Dalam persidangan Pemohon dan Pemerintah menyatakan tidak mengajukan ahli dalam persidangan berikutnya. Keduanya menyerahkan sepenuhnya kepada Majelis MK untuk memutuskan. “Kalau begitu, Para Pemohon dan Pemerintah menyerahkan kesimpulan pada Jum’at 21 Oktober di Kepaniteraan,” kata Arief sebelum menutup persidangan.
Sebelumnya, akademisi yang juga sosiolog Universitas Indonesia Imam B Prasodjo bersama Andy F. Noya dan Rulany Sigar mempersoalkan Pasal 44 ayat (1) UU P3H terkait pemusnahan barang bukti kayu hasil pembalakan liar atau larangan izin pemanfaatan kayu illegal. Sebab, aturan itu menyebabkan Para Pemohon tidak mendapatkan izin memanfaatkan kayu temuan dan sitaan untuk keperluan pembangunan fasilitas pendidikan. (Baca Juga: Praktisi Hukum Ini Nilai Landasan Konstitusi Pengampunan Pajak Keliru)

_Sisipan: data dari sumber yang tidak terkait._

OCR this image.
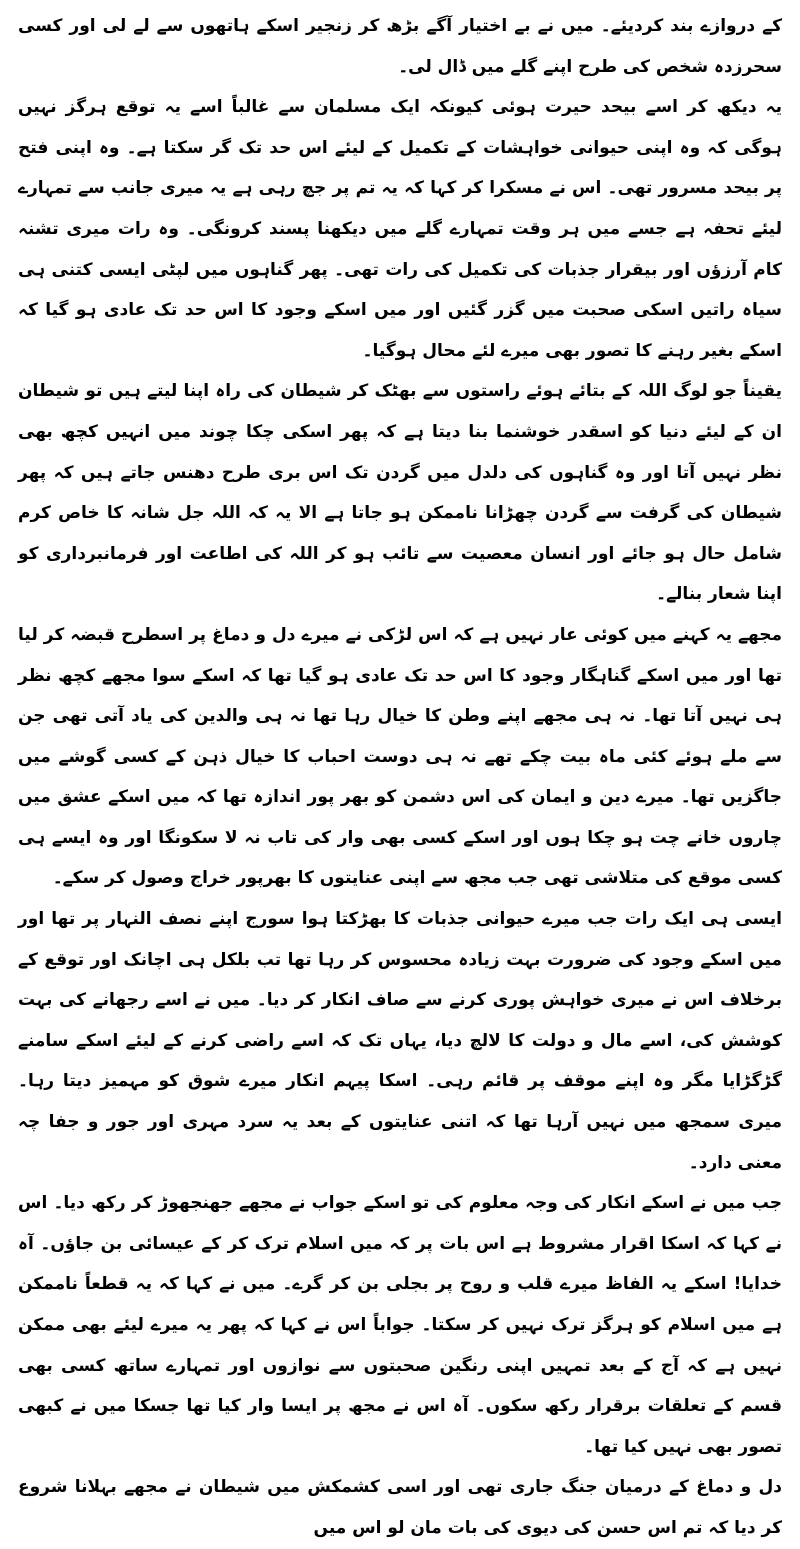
کے دروازے بند کردیئے۔ میں نے بے اختیار آگے بڑھ کر زنجیر اسکے ہاتھوں سے لے لی اور کسی سحرزدہ شخص کی طرح اپنے گلے میں ڈال لی۔

یہ دیکھ کر اسے بیحد حیرت ہوئی کیونکہ ایک مسلمان سے غالباً اسے یہ توقع ہرگز نہیں ہوگی کہ وہ اپنی حیوانی خواہشات کے تکمیل کے لیئے اس حد تک گر سکتا ہے۔ وہ اپنی فتح پر بیحد مسرور تھی۔ اس نے مسکرا کر کہا کہ یہ تم پر جچ رہی ہے یہ میری جانب سے تمہارے لیئے تحفہ ہے جسے میں ہر وقت تمہارے گلے میں دیکھنا پسند کرونگی۔ وہ رات میری تشنہ کام آرزؤں اور بیقرار جذبات کی تکمیل کی رات تھی۔ پھر گناہوں میں لپٹی ایسی کتنی ہی سیاہ راتیں اسکی صحبت میں گزر گئیں اور میں اسکے وجود کا اس حد تک عادی ہو گیا کہ اسکے بغیر رہنے کا تصور بھی میرے لئے محال ہوگیا۔

یقیناً جو لوگ اللہ کے بتائے ہوئے راستوں سے بھٹک کر شیطان کی راہ اپنا لیتے ہیں تو شیطان ان کے لیئے دنیا کو اسقدر خوشنما بنا دیتا ہے کہ پھر اسکی چکا چوند میں انہیں کچھ بھی نظر نہیں آتا اور وہ گناہوں کی دلدل میں گردن تک اس بری طرح دھنس جاتے ہیں کہ پھر شیطان کی گرفت سے گردن چھڑانا ناممکن ہو جاتا ہے الا یہ کہ اللہ جل شانہ کا خاص کرم شامل حال ہو جائے اور انسان معصیت سے تائب ہو کر اللہ کی اطاعت اور فرمانبرداری کو اپنا شعار بنالے۔

مجھے یہ کہنے میں کوئی عار نہیں ہے کہ اس لڑکی نے میرے دل و دماغ پر اسطرح قبضہ کر لیا تھا اور میں اسکے گناہگار وجود کا اس حد تک عادی ہو گیا تھا کہ اسکے سوا مجھے کچھ نظر ہی نہیں آتا تھا۔ نہ ہی مجھے اپنے وطن کا خیال رہا تھا نہ ہی والدین کی یاد آتی تھی جن سے ملے ہوئے کئی ماہ بیت چکے تھے نہ ہی دوست احباب کا خیال ذہن کے کسی گوشے میں جاگزیں تھا۔ میرے دین و ایمان کی اس دشمن کو بھر پور اندازہ تھا کہ میں اسکے عشق میں چاروں خانے چت ہو چکا ہوں اور اسکے کسی بھی وار کی تاب نہ لا سکونگا اور وہ ایسے ہی کسی موقع کی متلاشی تھی جب مجھ سے اپنی عنایتوں کا بھرپور خراج وصول کر سکے۔

ایسی ہی ایک رات جب میرے حیوانی جذبات کا بھڑکتا ہوا سورج اپنے نصف النہار پر تھا اور میں اسکے وجود کی ضرورت بہت زیادہ محسوس کر رہا تھا تب بلکل ہی اچانک اور توقع کے برخلاف اس نے میری خواہش پوری کرنے سے صاف انکار کر دیا۔ میں نے اسے رجھانے کی بہت کوشش کی، اسے مال و دولت کا لالچ دیا، یہاں تک کہ اسے راضی کرنے کے لیئے اسکے سامنے گڑگڑایا مگر وہ اپنے موقف پر قائم رہی۔ اسکا پیہم انکار میرے شوق کو مہمیز دیتا رہا۔ میری سمجھ میں نہیں آرہا تھا کہ اتنی عنایتوں کے بعد یہ سرد مہری اور جور و جفا چہ معنی دارد۔

جب میں نے اسکے انکار کی وجہ معلوم کی تو اسکے جواب نے مجھے جھنجھوڑ کر رکھ دیا۔ اس نے کہا کہ اسکا اقرار مشروط ہے اس بات پر کہ میں اسلام ترک کر کے عیسائی بن جاؤں۔ آہ خدایا! اسکے یہ الفاظ میرے قلب و روح پر بجلی بن کر گرے۔ میں نے کہا کہ یہ قطعاً ناممکن ہے میں اسلام کو ہرگز ترک نہیں کر سکتا۔ جواباً اس نے کہا کہ پھر یہ میرے لیئے بھی ممکن نہیں ہے کہ آج کے بعد تمہیں اپنی رنگین صحبتوں سے نوازوں اور تمہارے ساتھ کسی بھی قسم کے تعلقات برقرار رکھ سکوں۔ آہ اس نے مجھ پر ایسا وار کیا تھا جسکا میں نے کبھی تصور بھی نہیں کیا تھا۔

دل و دماغ کے درمیان جنگ جاری تھی اور اسی کشمکش میں شیطان نے مجھے بہلانا شروع کر دیا کہ تم اس حسن کی دیوی کی بات مان لو اس میں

Mereka menilai izin pemanfaatan kayu illegal itu hanya terbatas pada kepentingan pembuktian perkara dan penelitian negara. Padahal, faktanya pengelolaan kayu temuan dan sitaan tersebut berupa penyimpanan, pengamanan dan pemusnahan membutuhkan biaya yang cukup besar oleh negara.
Karena itu, seharusnya larangan izin pemanfaatan kayu illegal dihapus agar bisa dimanfaatkan untuk kepentingan lebih besar dan mendesak berupa pembangunan fasilitas sosial dan pendidikan. Hal ini sejalan dengan amanat Pasal 33 ayat (3) UUD 1945 mengamanatkan “Bumi air dan kekayaan alam yang terkandung didalamnya dikuasai oleh negara dan dipergunakan sebesar-besar untuk kemakmuran rakyat”.

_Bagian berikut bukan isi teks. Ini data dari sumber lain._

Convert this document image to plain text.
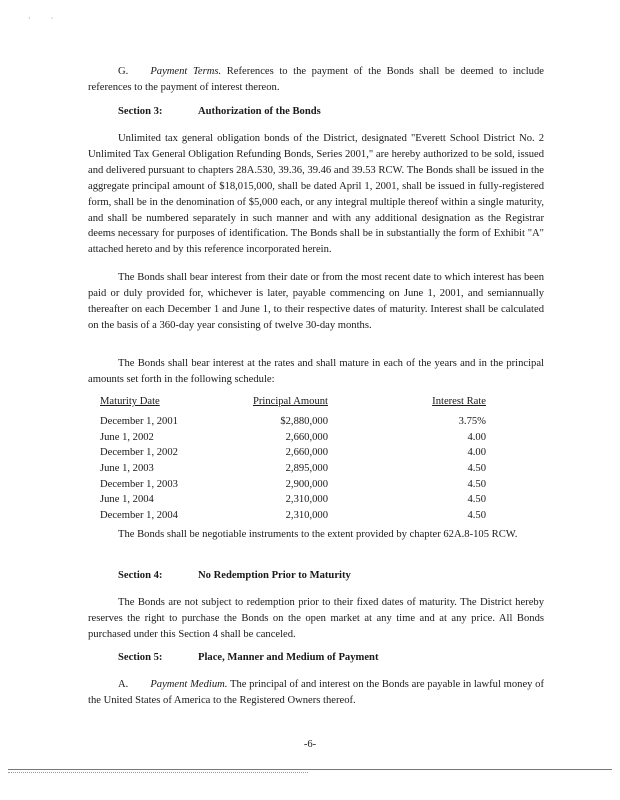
· ·

G. Payment Terms. References to the payment of the Bonds shall be deemed to include references to the payment of interest thereon.

Section 3:	Authorization of the Bonds

Unlimited tax general obligation bonds of the District, designated "Everett School District No. 2 Unlimited Tax General Obligation Refunding Bonds, Series 2001," are hereby authorized to be sold, issued and delivered pursuant to chapters 28A.530, 39.36, 39.46 and 39.53 RCW. The Bonds shall be issued in the aggregate principal amount of $18,015,000, shall be dated April 1, 2001, shall be issued in fully-registered form, shall be in the denomination of $5,000 each, or any integral multiple thereof within a single maturity, and shall be numbered separately in such manner and with any additional designation as the Registrar deems necessary for purposes of identification. The Bonds shall be in substantially the form of Exhibit "A" attached hereto and by this reference incorporated herein.

The Bonds shall bear interest from their date or from the most recent date to which interest has been paid or duly provided for, whichever is later, payable commencing on June 1, 2001, and semiannually thereafter on each December 1 and June 1, to their respective dates of maturity. Interest shall be calculated on the basis of a 360-day year consisting of twelve 30-day months.

The Bonds shall bear interest at the rates and shall mature in each of the years and in the principal amounts set forth in the following schedule:

Maturity Date	Principal Amount	Interest Rate
December 1, 2001	$2,880,000	3.75%
June 1, 2002	2,660,000	4.00
December 1, 2002	2,660,000	4.00
June 1, 2003	2,895,000	4.50
December 1, 2003	2,900,000	4.50
June 1, 2004	2,310,000	4.50
December 1, 2004	2,310,000	4.50

The Bonds shall be negotiable instruments to the extent provided by chapter 62A.8-105 RCW.

Section 4:	No Redemption Prior to Maturity

The Bonds are not subject to redemption prior to their fixed dates of maturity. The District hereby reserves the right to purchase the Bonds on the open market at any time and at any price. All Bonds purchased under this Section 4 shall be canceled.

Section 5:	Place, Manner and Medium of Payment

A. Payment Medium. The principal of and interest on the Bonds are payable in lawful money of the United States of America to the Registered Owners thereof.

-6-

Para Pemohon meminta agar Pasal 44 ayat (1) UU P3H ditafsirkan secara bersyarat yang dimaknai termasuk untuk kepentingan sosial dan pendidikan. Selengkapnya, petitum permohonan berbunyi “Menyatakan Pasal 44 bertentangan dengan UUD 1945 dan tidak mempunyai kekuatan hukum mengikat bila tidak dimaknai ‘Barang bukti kayu hasil pembalakan liar dan/atau hasil dari penggunaan kawasan hutan secara tidak sah yang berasal dari hutan konservasi dimusnahkan, kecuali untuk kepentingan pembuktian perkara dan penelitian serta kepentingan sosial dan pendidikan’.”